New SSH Host Keys on Cori and Edison

The SSH host keys for Cori and Edison will be changed during the maintenance. When you log back on to the systems, you will see a warning and may be prohibited from logging on due to your ssh security settings. Under normal circumstances, we would encourage users to report this security warning to us. However, due to the change in host keys, this warning is expected and does not need to be reported.

Because the host key has changed, when you try to log in to cori.nersc.gov (or edison.nersc.gov), which gets resolved to its own particular IP addresses, your SSH client detects that the host key is not the same as the host key for Cori (or Edison) in the known_hosts file. It may abort with output warning you of the problem, leaving it up to the user to determine if this really is Cori (or Edison), with a new identifier, or if you're being hacked.
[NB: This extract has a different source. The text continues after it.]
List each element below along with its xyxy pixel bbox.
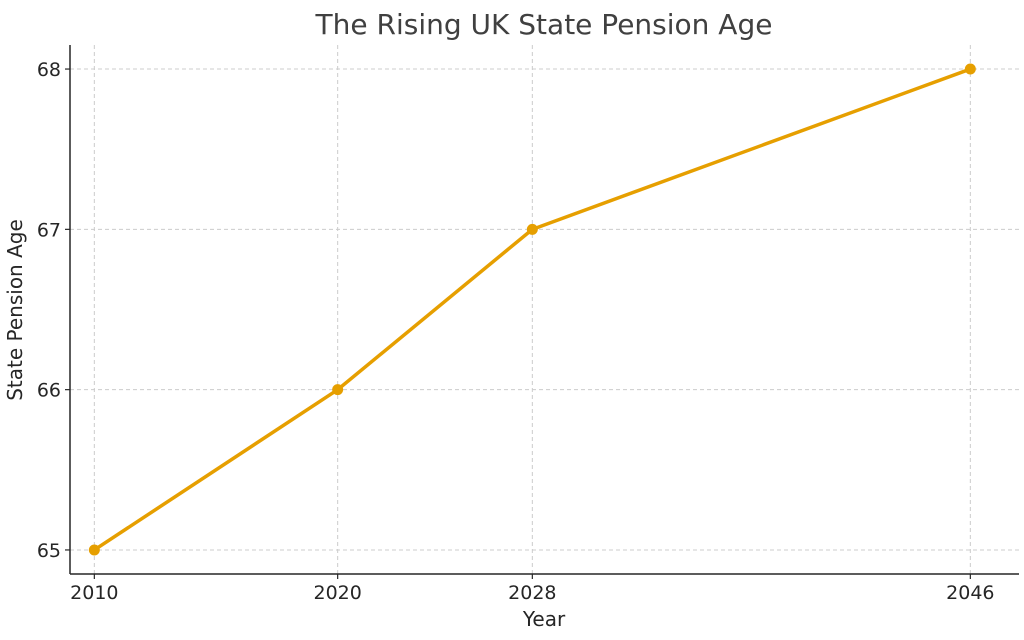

On a Mac or Linux machine, the warning says "WARNING: REMOTE HOST IDENTIFICATION HAS CHANGED!" along with a reference to a man-in-the-middle attack and some other language designed to be alarming.

In this case, because NERSC has informed you that the host keys for Cori and Edison have changed, you can safely go into your local computer's ~/.ssh/known_hosts file and delete any lines referencing cori, edison, coriXY, edisonXY (where X and Y are integers), cori.nersc.gov, or edison.nersc.gov (the warning message will tell you the offending line number(s)). When you next log in to Cori (or Edison), it will be as if you're logging in for the first time, and you'll be asked to confirm the host key (by typing "yes"). You'll also need to delete lines starting with "cmom" or "edimom" in your .ssh/known_hosts file in your NERSC global home directory (for interactive jobs).
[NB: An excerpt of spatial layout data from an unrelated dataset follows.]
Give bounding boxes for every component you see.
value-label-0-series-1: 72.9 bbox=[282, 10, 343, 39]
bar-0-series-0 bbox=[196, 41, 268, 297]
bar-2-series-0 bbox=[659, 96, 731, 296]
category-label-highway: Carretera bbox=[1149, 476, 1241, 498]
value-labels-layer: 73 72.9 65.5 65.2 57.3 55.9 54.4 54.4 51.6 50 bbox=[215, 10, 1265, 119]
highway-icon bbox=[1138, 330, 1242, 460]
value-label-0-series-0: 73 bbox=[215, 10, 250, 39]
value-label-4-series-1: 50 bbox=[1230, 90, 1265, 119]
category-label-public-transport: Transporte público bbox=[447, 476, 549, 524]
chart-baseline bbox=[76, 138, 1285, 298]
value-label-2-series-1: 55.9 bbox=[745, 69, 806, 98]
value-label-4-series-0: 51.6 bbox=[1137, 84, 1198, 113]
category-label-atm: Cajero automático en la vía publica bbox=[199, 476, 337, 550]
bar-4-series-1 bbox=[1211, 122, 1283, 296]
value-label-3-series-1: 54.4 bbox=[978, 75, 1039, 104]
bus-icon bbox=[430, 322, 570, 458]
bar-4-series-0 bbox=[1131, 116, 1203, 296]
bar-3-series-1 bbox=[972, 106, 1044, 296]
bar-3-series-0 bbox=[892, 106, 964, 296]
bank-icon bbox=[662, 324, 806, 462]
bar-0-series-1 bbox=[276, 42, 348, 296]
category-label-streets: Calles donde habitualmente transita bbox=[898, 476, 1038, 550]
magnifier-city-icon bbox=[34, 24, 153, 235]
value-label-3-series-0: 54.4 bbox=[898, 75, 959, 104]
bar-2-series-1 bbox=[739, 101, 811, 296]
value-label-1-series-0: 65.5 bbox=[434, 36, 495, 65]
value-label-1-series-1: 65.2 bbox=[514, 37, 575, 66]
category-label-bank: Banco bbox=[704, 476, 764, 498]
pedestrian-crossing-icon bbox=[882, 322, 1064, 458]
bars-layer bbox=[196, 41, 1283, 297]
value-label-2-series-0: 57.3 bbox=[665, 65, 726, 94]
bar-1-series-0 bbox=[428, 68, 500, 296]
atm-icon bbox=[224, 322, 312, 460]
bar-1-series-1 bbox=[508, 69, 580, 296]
On a Windows machine using PuTTY, a window with "WARNING - POTENTIAL SECURITY BREACH!" will appear, and inform you of the differing keys. You can choose to carry on connecting and update the key by selecting "Yes", carry on connecting without updating by selecting "No", or abandon the connection by selecting "Cancel". While under normal circumstances we would recommend selecting "Cancel" and informing NERSC, since NERSC has informed you of the new Cori and Edison host keys, you can safely select "Yes".
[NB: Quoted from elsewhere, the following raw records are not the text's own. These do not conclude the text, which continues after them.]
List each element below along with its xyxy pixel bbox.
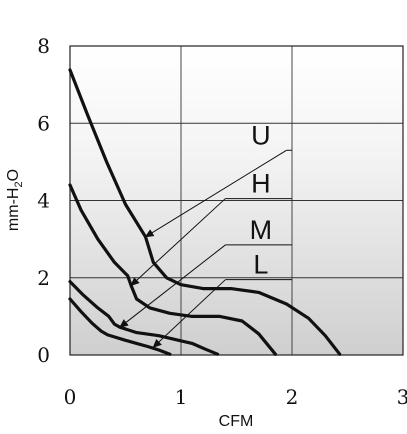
y-axis-label: mm-H2O — [5, 169, 25, 231]
series-lines — [68, 68, 342, 356]
y-tick-label-2: 4 — [37, 189, 50, 213]
series-line-H — [68, 183, 277, 356]
y-tick-label-3: 6 — [37, 111, 50, 135]
callout-arrow-M — [119, 244, 226, 328]
y-tick-labels: 0 2 4 6 8 — [37, 34, 50, 367]
curve-label-L: L — [253, 250, 268, 280]
y-axis-label-subscript: 2 — [13, 181, 25, 187]
callout-arrow-L — [152, 279, 226, 348]
x-tick-label-3: 3 — [397, 385, 407, 409]
series-line-U — [68, 68, 342, 356]
curve-label-U: U — [251, 120, 271, 150]
y-axis-label-suffix: O — [5, 169, 22, 181]
y-tick-label-1: 2 — [37, 266, 50, 290]
callout-arrow-H — [130, 198, 226, 287]
callout-arrow-U — [144, 149, 287, 238]
x-tick-labels: 0 1 2 3 — [64, 385, 407, 409]
series-line-M — [68, 280, 220, 356]
curve-label-H: H — [251, 169, 271, 199]
series-line-L — [68, 297, 172, 356]
curve-label-M: M — [250, 215, 273, 245]
x-axis-label: CFM — [219, 413, 254, 430]
plot-frame — [69, 45, 404, 356]
x-tick-label-0: 0 — [64, 385, 77, 409]
y-tick-label-4: 8 — [37, 34, 50, 58]
y-axis-label-prefix: mm-H — [5, 188, 22, 232]
y-tick-label-0: 0 — [37, 343, 50, 367]
x-tick-label-2: 2 — [286, 385, 299, 409]
x-tick-label-1: 1 — [175, 385, 188, 409]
Please see the SSH Key Fingerprints webpage on the NERSC website for the latest SSH keys.

Allocations in AY19

AY19 Allocation Awards

The AY19 allocation award letters were emailed to project PIs during the week of December 10. On January 8, 2019, the new allocations of CPU time and mass storage will be in effect. Unused allocations from AY18 do not carry over into the new allocation year, except for ALCC projects. (ALCC projects should see the remainder of their 2018/19 ALCC awards reflected in their NERSC 2019 allocation. It may take one or two days for the continuing balance to be updated on our systems. 2018/19 ALCC time expires on June 30, 2019.)

New Repositories

When a new repository is created, its initial membership consists of the PI and any PI Proxies that were designated in the ERCAP proposal. The PI and/or Proxies may add other users to the repository after the new AY starts and the repository has been activated. Instructions for adding users to repositories can be found in the "NIM User's Guide for PIs". In addition, new users may now request to have themselves added to repositories; these user initiated additions must then be approved by the PI or by a Proxy. See How to Get a NERSC Account. Users should not request accounts in new repositories until after the new AY starts.

Discontinued Users

After the new allocation year starts, a user will be considered "discontinued" if that user is not an authorized user in at least one active AY19 repository. (Note: Users in 2018 repos are not automatically authorized for 2019; a PI or PI Proxy must authorize each user for 2019.)

All discontinued users will have limited login access to their authorized systems until February 8, 2019. Such users will be unable to submit batch jobs, but will be able to perform limited interactive tasks. The intent of this access is to allow discontinued users the ability to "clean up", e.g., transfer files back to their home institution.

All discontinued users will continue to have write access to HPSS until February 8, 2019, and then read-only and delete access for six months (until August 8, 2019).